Charge-carrier transport properties of ultrathin Pb films

TL;DR

This study uses ab-initio and Boltzmann transport theory to analyze charge-carrier transport in ultrathin Pb films, revealing the dominant elastic interface scattering mechanism and explaining conductivity and Hall coefficient behaviors.

Contribution

It provides a detailed theoretical analysis of ultrathin Pb film transport properties, integrating DFT calculations with experimental data to identify scattering mechanisms and thickness-dependent behaviors.

Findings

Elastic interface scattering dominates electron transport.

Thickness influences conductivity and Hall coefficient.

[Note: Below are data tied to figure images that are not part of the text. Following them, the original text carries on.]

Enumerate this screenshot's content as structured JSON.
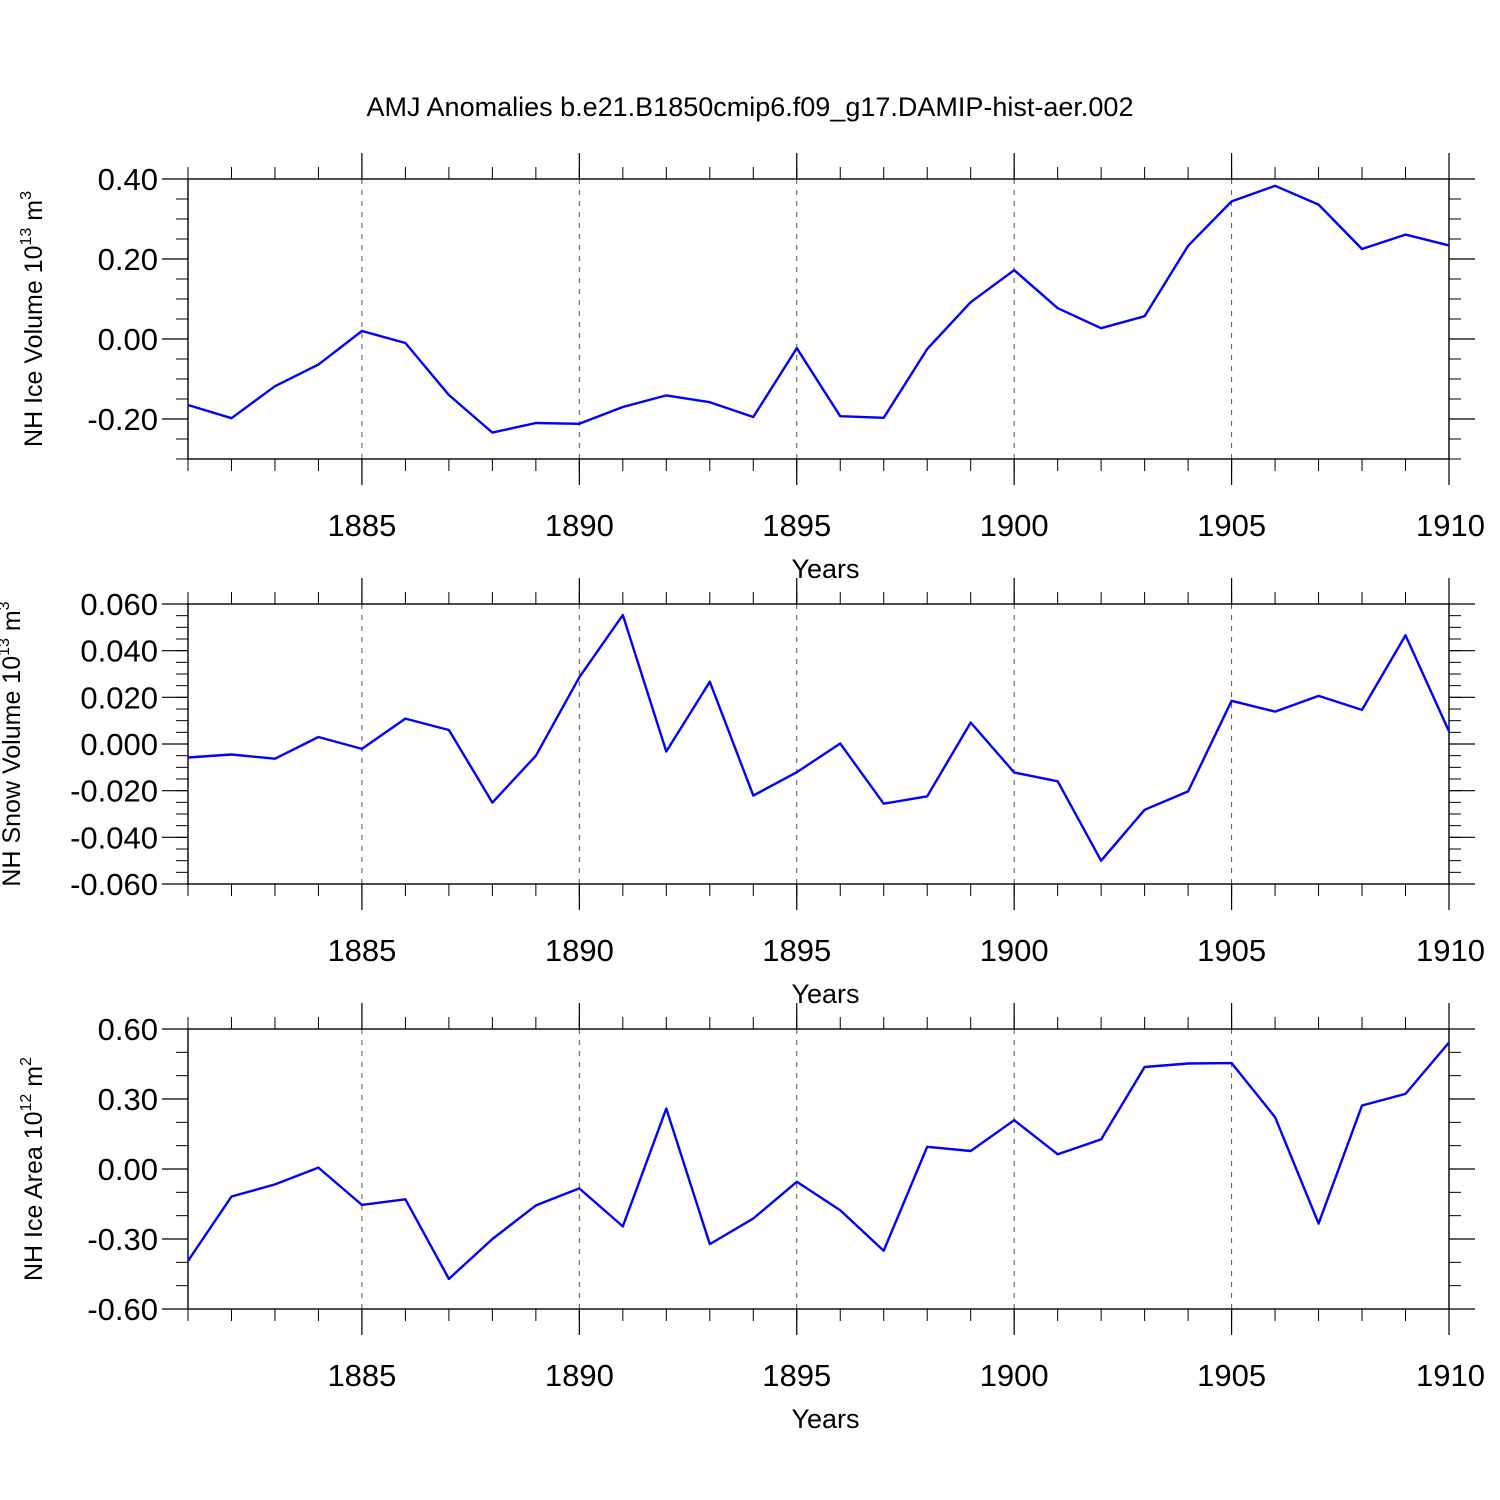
{
  "title": "AMJ Anomalies b.e21.B1850cmip6.f09_g17.DAMIP-hist-aer.002",
  "chart_data": [
    {
      "type": "line",
      "title": "AMJ Anomalies b.e21.B1850cmip6.f09_g17.DAMIP-hist-aer.002",
      "ylabel": "NH Ice Volume 10",
      "ylabel_exp": "13",
      "ylabel_unit": " m",
      "ylabel_unit_exp": "3",
      "xlabel": "Years",
      "xlim": [
        1881,
        1910
      ],
      "ylim": [
        -0.3,
        0.4
      ],
      "yticks": [
        0.4,
        0.2,
        0.0,
        -0.2
      ],
      "ytick_labels": [
        "0.40",
        "0.20",
        "0.00",
        "-0.20"
      ],
      "xticks": [
        1885,
        1890,
        1895,
        1900,
        1905,
        1910
      ],
      "xtick_labels": [
        "1885",
        "1890",
        "1895",
        "1900",
        "1905",
        "1910"
      ],
      "grid_x": [
        1885,
        1890,
        1895,
        1900,
        1905
      ],
      "color": "#0000ff",
      "x": [
        1881,
        1882,
        1883,
        1884,
        1885,
        1886,
        1887,
        1888,
        1889,
        1890,
        1891,
        1892,
        1893,
        1894,
        1895,
        1896,
        1897,
        1898,
        1899,
        1900,
        1901,
        1902,
        1903,
        1904,
        1905,
        1906,
        1907,
        1908,
        1909,
        1910
      ],
      "y": [
        -0.165,
        -0.198,
        -0.118,
        -0.064,
        0.02,
        -0.01,
        -0.14,
        -0.234,
        -0.21,
        -0.212,
        -0.17,
        -0.141,
        -0.158,
        -0.195,
        -0.023,
        -0.193,
        -0.197,
        -0.025,
        0.092,
        0.172,
        0.077,
        0.027,
        0.057,
        0.233,
        0.344,
        0.383,
        0.336,
        0.225,
        0.261,
        0.234
      ]
    },
    {
      "type": "line",
      "ylabel": "NH Snow Volume 10",
      "ylabel_exp": "13",
      "ylabel_unit": " m",
      "ylabel_unit_exp": "3",
      "xlabel": "Years",
      "xlim": [
        1881,
        1910
      ],
      "ylim": [
        -0.06,
        0.06
      ],
      "yticks": [
        0.06,
        0.04,
        0.02,
        0.0,
        -0.02,
        -0.04,
        -0.06
      ],
      "ytick_labels": [
        "0.060",
        "0.040",
        "0.020",
        "0.000",
        "-0.020",
        "-0.040",
        "-0.060"
      ],
      "xticks": [
        1885,
        1890,
        1895,
        1900,
        1905,
        1910
      ],
      "xtick_labels": [
        "1885",
        "1890",
        "1895",
        "1900",
        "1905",
        "1910"
      ],
      "grid_x": [
        1885,
        1890,
        1895,
        1900,
        1905
      ],
      "color": "#0000ff",
      "x": [
        1881,
        1882,
        1883,
        1884,
        1885,
        1886,
        1887,
        1888,
        1889,
        1890,
        1891,
        1892,
        1893,
        1894,
        1895,
        1896,
        1897,
        1898,
        1899,
        1900,
        1901,
        1902,
        1903,
        1904,
        1905,
        1906,
        1907,
        1908,
        1909,
        1910
      ],
      "y": [
        -0.0058,
        -0.0045,
        -0.0063,
        0.003,
        -0.0021,
        0.0109,
        0.006,
        -0.0251,
        -0.005,
        0.0286,
        0.0553,
        -0.0032,
        0.0267,
        -0.0221,
        -0.0121,
        0.0002,
        -0.0256,
        -0.0224,
        0.0092,
        -0.0122,
        -0.016,
        -0.05,
        -0.0282,
        -0.0203,
        0.0185,
        0.0139,
        0.0206,
        0.0146,
        0.0466,
        0.0054
      ]
    },
    {
      "type": "line",
      "ylabel": "NH Ice Area 10",
      "ylabel_exp": "12",
      "ylabel_unit": " m",
      "ylabel_unit_exp": "2",
      "xlabel": "Years",
      "xlim": [
        1881,
        1910
      ],
      "ylim": [
        -0.6,
        0.6
      ],
      "yticks": [
        0.6,
        0.3,
        0.0,
        -0.3,
        -0.6
      ],
      "ytick_labels": [
        "0.60",
        "0.30",
        "0.00",
        "-0.30",
        "-0.60"
      ],
      "xticks": [
        1885,
        1890,
        1895,
        1900,
        1905,
        1910
      ],
      "xtick_labels": [
        "1885",
        "1890",
        "1895",
        "1900",
        "1905",
        "1910"
      ],
      "grid_x": [
        1885,
        1890,
        1895,
        1900,
        1905
      ],
      "color": "#0000ff",
      "x": [
        1881,
        1882,
        1883,
        1884,
        1885,
        1886,
        1887,
        1888,
        1889,
        1890,
        1891,
        1892,
        1893,
        1894,
        1895,
        1896,
        1897,
        1898,
        1899,
        1900,
        1901,
        1902,
        1903,
        1904,
        1905,
        1906,
        1907,
        1908,
        1909,
        1910
      ],
      "y": [
        -0.394,
        -0.118,
        -0.066,
        0.006,
        -0.154,
        -0.13,
        -0.471,
        -0.3,
        -0.156,
        -0.083,
        -0.246,
        0.259,
        -0.322,
        -0.212,
        -0.055,
        -0.177,
        -0.35,
        0.095,
        0.077,
        0.209,
        0.063,
        0.127,
        0.437,
        0.452,
        0.454,
        0.222,
        -0.234,
        0.272,
        0.322,
        0.542
      ]
    }
  ]
}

The model explains anomalous behavior of the first Pb layer.

Abstract

The charge-carrier transport properties of ultrathin metallic films are analysed with ab-initio methods using the density functional theory (DFT) on free-standing single crystalline slabs in the thickness range between 1 and 8 monolayers and compared with experiments for Pb films on Si(111). A strong interplay between bandstructure, quantised in the direction normal to the ultrathin film, charge-carrier scattering mechanisms and magnetoconduction was found. Based on the bandstructure obtained from the DFT, we used standard Boltzmann transport theory in two dimensions to obtain results for the electronic transport properties of 2 to 8 monolayers thick Pb(111) slabs with and without magnetic field. Comparison of calculations and experiment for the thickness dependence of the dc conductivity shows that the dominant scattering mechanism of electrons is diffuse elastic interface scattering for which the assumption of identical scattering times for all subbands and directions, used in this paper, is a good approximation. Within this model we can explain the thickness dependences of the electric conductivity and of the Hall coefficient as well as the anomalous behaviour of the first Pb layer.